The optional ingredients are great, but in true Dancer Talks Food style, there are only 6 essential ingredients. Enjoy it!
Ingredients: 2 chicken breasts 1 bunch of pak choi 1/3 broccoli A handful of cashew nuts 2 tablespoons soy sauce 2 teaspoons honey
Optional: 3 spring onions 2 garlic cloves A pinch of chilli flakes 2 teaspoons sesame oil A squeeze of ginger paste or a thumb sized piece of ginger
Method: 1) Mix up the soy sauce, honey, sesame oil and a clove of garlic (crushed) in a mixing bowl. Slice the chicken into thin strips, then add to the bowl, coat with the sauce and marinade for 15 minutes.
2) Meanwhile, chop the broccoli into very small florets, the pak choi, the ginger if not using a paste and the spring onions into small chunks. Crush the other garlic clove.
3) Heat a splash of oil in a wok or frying pan. When it is sizzling, add the marinaded chicken and brown on all sides for 4 or 5 minutes.
4) Add the ginger, chilli and garlic to the wok.
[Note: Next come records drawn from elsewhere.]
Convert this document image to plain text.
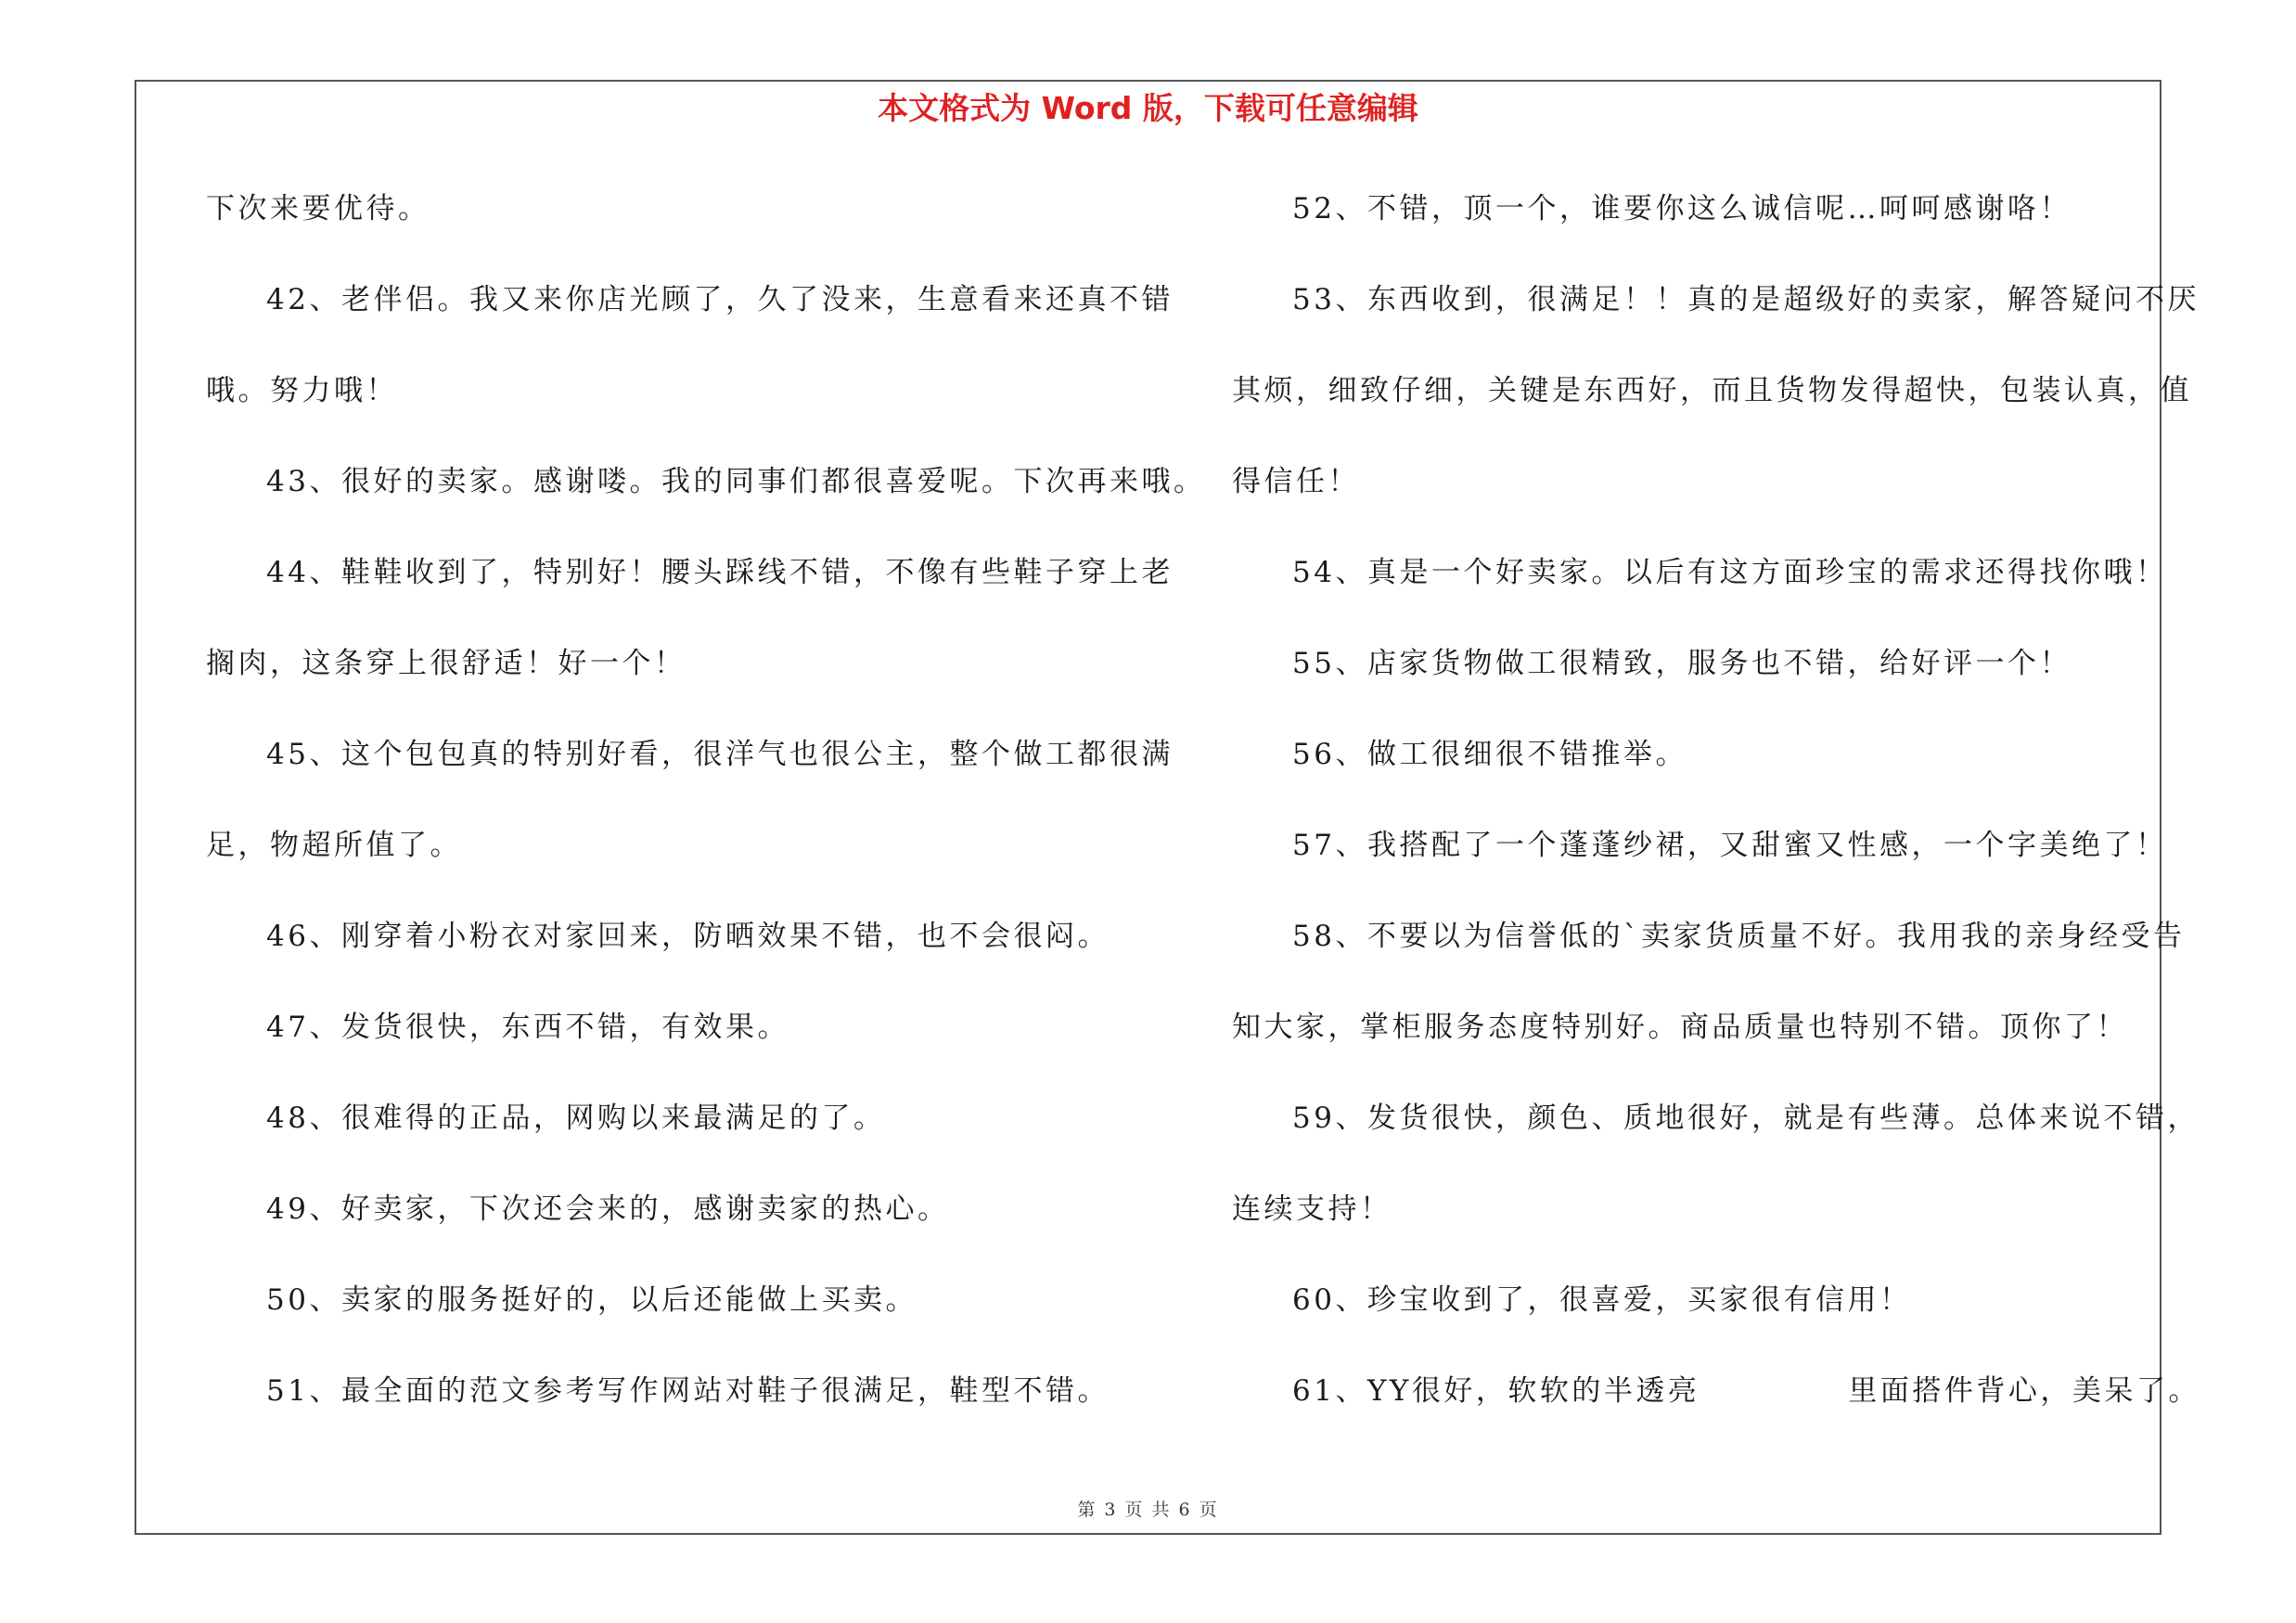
本文格式为 Word 版，下载可任意编辑
下次来要优待。
42、老伴侣。我又来你店光顾了，久了没来，生意看来还真不错
哦。努力哦！
43、很好的卖家。感谢喽。我的同事们都很喜爱呢。下次再来哦。
44、鞋鞋收到了，特别好！腰头踩线不错，不像有些鞋子穿上老
搁肉，这条穿上很舒适！好一个！
45、这个包包真的特别好看，很洋气也很公主，整个做工都很满
足，物超所值了。
46、刚穿着小粉衣对家回来，防晒效果不错，也不会很闷。
47、发货很快，东西不错，有效果。
48、很难得的正品，网购以来最满足的了。
49、好卖家，下次还会来的，感谢卖家的热心。
50、卖家的服务挺好的，以后还能做上买卖。
51、最全面的范文参考写作网站对鞋子很满足，鞋型不错。
52、不错，顶一个，谁要你这么诚信呢…呵呵感谢咯！
53、东西收到，很满足！！真的是超级好的卖家，解答疑问不厌
其烦，细致仔细，关键是东西好，而且货物发得超快，包装认真，值
得信任！
54、真是一个好卖家。以后有这方面珍宝的需求还得找你哦！
55、店家货物做工很精致，服务也不错，给好评一个！
56、做工很细很不错推举。
57、我搭配了一个蓬蓬纱裙，又甜蜜又性感，一个字美绝了！
58、不要以为信誉低的`卖家货质量不好。我用我的亲身经受告
知大家，掌柜服务态度特别好。商品质量也特别不错。顶你了！
59、发货很快，颜色、质地很好，就是有些薄。总体来说不错，
连续支持！
60、珍宝收到了，很喜爱，买家很有信用！
61、YY很好，软软的半透亮	里面搭件背心，美呆了。
第 3 页 共 6 页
Stir-fry very quickly for about 1 minute so that it doesn't burn.
5) Add the park choi, broccoli and cashew nuts and stir-fry for 3 or 4 minutes or until the pak choi has softened and the broccoli has browned.
6) Take off the heat and serve. If it is too dry, you can mix up another batch of marinade and pour over the top.